If you haven’t seen the video of Billy Hamilton’s heist from Tuesday, please indulge before we continue:
The only thing missing is Carlos Beltran’s reaction. While you don’t need statistics to know just how amazing that catch was, they certainly don’t hurt. Per Statcast, Hamilton’s route efficiency was 97.2%, he topped out at 22.0 MPH and he covered 123.0 feet. Then, Hamilton did it again, this time to Mitch Moreland. While it wasn’t quite as impressive, that’s not saying much, considering the Beltran defrauding was most likely the catch of the year.
To be honest, I was already planning on writing an article about Hamilton before this, ever since I wrote about the Rockies’ rotation and was thinking about what some of the harder knock teams can enjoy right now even as they look forward to in the future. Hamilton is that piece for the Reds. Unless, of course, you are a terrible person and don’t enjoy the unique players who defy the odds and succeed at baseball where many thought they would fail, in which case feel free to move along.
You can watch Billy Hamilton’s defensive highlights all day long. It’s not just the eye test, obviously, as the stats back it up. This year, by Defensive Runs Saved and Ultimate Zone Rating, for all position players, he’s 11th by DRS by and 7th by UZR and, among center fielders, he’s in 2nd place by both defensive metrics.
He currently leads MLB with 53 stolen bases (with an 88% success rate, no less), so it might look like he’s on course to finish the season with 65. That would almost certainly be enough to take the top honors on the season, but it would only be the most bases snagged post-2010, when Juan Pierre took top honors with 68. Of course, that doesn’t take into account the fact that, of Hamilton’s 53, 31 have come in the second half in only 36 games.

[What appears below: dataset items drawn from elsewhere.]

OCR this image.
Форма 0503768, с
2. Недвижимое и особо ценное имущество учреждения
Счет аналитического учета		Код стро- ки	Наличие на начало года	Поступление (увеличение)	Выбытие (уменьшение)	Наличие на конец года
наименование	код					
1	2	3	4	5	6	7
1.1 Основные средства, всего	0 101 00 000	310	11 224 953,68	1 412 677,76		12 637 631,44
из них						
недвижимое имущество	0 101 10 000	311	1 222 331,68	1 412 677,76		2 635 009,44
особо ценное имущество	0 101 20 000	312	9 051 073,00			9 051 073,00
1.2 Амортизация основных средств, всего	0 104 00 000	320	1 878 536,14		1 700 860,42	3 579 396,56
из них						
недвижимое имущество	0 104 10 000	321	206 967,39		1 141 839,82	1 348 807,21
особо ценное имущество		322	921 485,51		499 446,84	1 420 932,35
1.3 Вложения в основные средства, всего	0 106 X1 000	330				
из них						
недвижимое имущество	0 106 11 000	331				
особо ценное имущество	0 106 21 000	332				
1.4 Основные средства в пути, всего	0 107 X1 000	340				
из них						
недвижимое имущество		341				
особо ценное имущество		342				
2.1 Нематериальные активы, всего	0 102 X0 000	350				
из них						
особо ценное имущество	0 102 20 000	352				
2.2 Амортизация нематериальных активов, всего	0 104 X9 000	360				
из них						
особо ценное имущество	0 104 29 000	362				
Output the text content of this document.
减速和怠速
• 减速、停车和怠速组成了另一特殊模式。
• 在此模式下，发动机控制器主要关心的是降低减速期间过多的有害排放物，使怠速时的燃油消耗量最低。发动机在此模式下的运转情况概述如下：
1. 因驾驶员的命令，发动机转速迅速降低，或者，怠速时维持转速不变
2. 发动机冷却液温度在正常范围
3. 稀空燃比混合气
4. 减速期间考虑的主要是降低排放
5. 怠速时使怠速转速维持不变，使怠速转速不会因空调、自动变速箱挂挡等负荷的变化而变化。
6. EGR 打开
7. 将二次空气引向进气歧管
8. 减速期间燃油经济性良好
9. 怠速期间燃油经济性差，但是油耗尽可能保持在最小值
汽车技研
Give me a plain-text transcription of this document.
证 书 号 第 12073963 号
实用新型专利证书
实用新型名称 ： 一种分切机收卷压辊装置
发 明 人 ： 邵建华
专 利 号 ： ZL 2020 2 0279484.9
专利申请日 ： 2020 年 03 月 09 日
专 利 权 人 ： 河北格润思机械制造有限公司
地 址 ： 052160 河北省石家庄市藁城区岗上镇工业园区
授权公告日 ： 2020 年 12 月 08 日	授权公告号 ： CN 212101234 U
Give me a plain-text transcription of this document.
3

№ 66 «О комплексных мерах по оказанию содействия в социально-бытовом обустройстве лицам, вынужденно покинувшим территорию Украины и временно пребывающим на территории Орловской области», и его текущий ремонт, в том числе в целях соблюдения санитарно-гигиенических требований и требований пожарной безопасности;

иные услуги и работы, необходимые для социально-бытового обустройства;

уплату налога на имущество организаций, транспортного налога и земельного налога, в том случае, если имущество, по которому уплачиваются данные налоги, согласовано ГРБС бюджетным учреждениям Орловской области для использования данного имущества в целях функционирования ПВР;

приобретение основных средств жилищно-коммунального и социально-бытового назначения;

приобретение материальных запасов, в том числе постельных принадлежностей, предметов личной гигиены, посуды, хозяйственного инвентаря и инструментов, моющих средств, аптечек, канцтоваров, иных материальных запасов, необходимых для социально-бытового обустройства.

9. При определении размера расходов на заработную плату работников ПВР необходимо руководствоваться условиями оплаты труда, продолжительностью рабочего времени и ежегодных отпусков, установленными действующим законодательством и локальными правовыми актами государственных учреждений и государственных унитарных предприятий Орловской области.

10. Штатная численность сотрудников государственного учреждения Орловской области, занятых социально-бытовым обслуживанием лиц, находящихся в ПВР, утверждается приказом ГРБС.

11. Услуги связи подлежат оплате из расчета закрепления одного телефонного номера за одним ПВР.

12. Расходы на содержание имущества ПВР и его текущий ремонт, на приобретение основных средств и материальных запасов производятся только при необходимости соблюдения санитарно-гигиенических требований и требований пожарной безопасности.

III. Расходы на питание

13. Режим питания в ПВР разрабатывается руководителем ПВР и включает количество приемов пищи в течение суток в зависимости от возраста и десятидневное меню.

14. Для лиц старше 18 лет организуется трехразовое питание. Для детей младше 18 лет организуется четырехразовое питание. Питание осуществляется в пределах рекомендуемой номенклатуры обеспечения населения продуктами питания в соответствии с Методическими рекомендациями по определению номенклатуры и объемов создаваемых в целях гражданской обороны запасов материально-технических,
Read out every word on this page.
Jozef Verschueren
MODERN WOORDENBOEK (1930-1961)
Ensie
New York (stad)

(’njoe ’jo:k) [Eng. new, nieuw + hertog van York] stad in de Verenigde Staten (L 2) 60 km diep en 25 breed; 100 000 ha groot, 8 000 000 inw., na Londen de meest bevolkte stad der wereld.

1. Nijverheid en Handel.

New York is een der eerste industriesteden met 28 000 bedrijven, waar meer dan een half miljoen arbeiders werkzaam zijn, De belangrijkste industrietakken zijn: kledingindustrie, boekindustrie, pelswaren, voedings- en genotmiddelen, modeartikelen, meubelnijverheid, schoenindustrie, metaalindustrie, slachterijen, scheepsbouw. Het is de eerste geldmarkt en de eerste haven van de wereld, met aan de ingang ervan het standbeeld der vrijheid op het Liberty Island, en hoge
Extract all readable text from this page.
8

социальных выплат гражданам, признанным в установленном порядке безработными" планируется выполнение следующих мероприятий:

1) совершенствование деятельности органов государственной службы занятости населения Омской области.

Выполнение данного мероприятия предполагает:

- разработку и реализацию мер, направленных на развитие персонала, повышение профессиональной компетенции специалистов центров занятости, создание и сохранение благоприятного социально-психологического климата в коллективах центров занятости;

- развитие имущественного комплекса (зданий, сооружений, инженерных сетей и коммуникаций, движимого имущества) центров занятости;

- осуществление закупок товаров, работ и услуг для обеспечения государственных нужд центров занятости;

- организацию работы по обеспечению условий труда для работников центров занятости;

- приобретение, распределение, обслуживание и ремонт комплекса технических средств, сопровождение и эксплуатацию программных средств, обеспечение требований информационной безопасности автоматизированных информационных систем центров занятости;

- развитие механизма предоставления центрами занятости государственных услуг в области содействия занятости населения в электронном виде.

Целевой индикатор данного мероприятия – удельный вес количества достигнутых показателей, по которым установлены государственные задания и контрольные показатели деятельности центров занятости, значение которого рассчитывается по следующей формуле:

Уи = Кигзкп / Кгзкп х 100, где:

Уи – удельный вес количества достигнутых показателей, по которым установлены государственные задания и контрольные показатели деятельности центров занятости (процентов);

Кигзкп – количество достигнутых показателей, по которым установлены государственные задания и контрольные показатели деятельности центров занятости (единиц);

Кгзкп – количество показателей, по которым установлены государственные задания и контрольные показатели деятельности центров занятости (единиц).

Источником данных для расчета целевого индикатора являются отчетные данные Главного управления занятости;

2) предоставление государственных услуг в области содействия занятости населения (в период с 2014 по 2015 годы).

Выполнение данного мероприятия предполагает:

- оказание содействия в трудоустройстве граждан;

So, for the sake of argument/fun, if Hamilton keeps up the pace he’s had in the second half so far (which is pretty easy to figure out, since there are 36 games left), he would finish the season with 84 stolen bases, which would be the most since 1988, when Rickey Henderson had 93.
We always knew Hamilton was fast as hell. The question was whether or not he would be able to hit enough to make his defensive and baserunning contributions worthwhile. After his his somewhat ridiculous (and ridiculously small sample sized) 13-game debut in 2013, where he had an OPS+ of 150, Hamilton had some problems at the plate. His 2014, he hit .250/.292/.355 and his OPS+ was 81, but that was still enough to earn him 2nd place in Rookie of the Year voting, because of just how well he did everything else. 2015 saw him struggle even more, where he hit .226/.274/.289 for a 55 OPS+.
This year, though, he’s come somewhat correct and is hitting .261/.321/.353. His OBP has been trending up this season as a whole, and when you look at his 15-game rolling OBP, you can see just how much better he’s been as of late. The reason for that is simple, he’s finally doing what he’s needed to do, given his absolute lack of power: hit more ground balls.
Hamilton never had power, but, with the exception of his 2013 debut, he’s hit far less ground balls than even the average hitter, that is, until this year. This year, he basically traded out 7% of his fly balls for a 3% increase in line drives and and 4% increase in ground balls. Even though he’s striking out a little bit more, the tradeoff is still paying dividends for Hamilton. It doesn’t matter if Hamilton’s ISO is .090 ISO, the 7th worst mark in MLB, the more ground balls Hamilton hits, the more we get to enjoy this:
If he continues producing at the rate he has thus far on the season, he’ll certainly have an over 3.0 season by both fWAR and bWAR, making not only an extremely exciting player to watch, but also a very productive one. If he’s able to keep hitting the ball on the ground and maintain his OBP as of late, he could be even better. The Reds have had a rougher go of a rebuild than some of the other teams currently in the baseball basement, thanks to some poor decisions and luck on trade timing. Reds fans may not have a lot of reasons to be watching right this minute, but they have a player who could potentially break a record that’s older than the first Internet virus, and that’s worth tuning in for.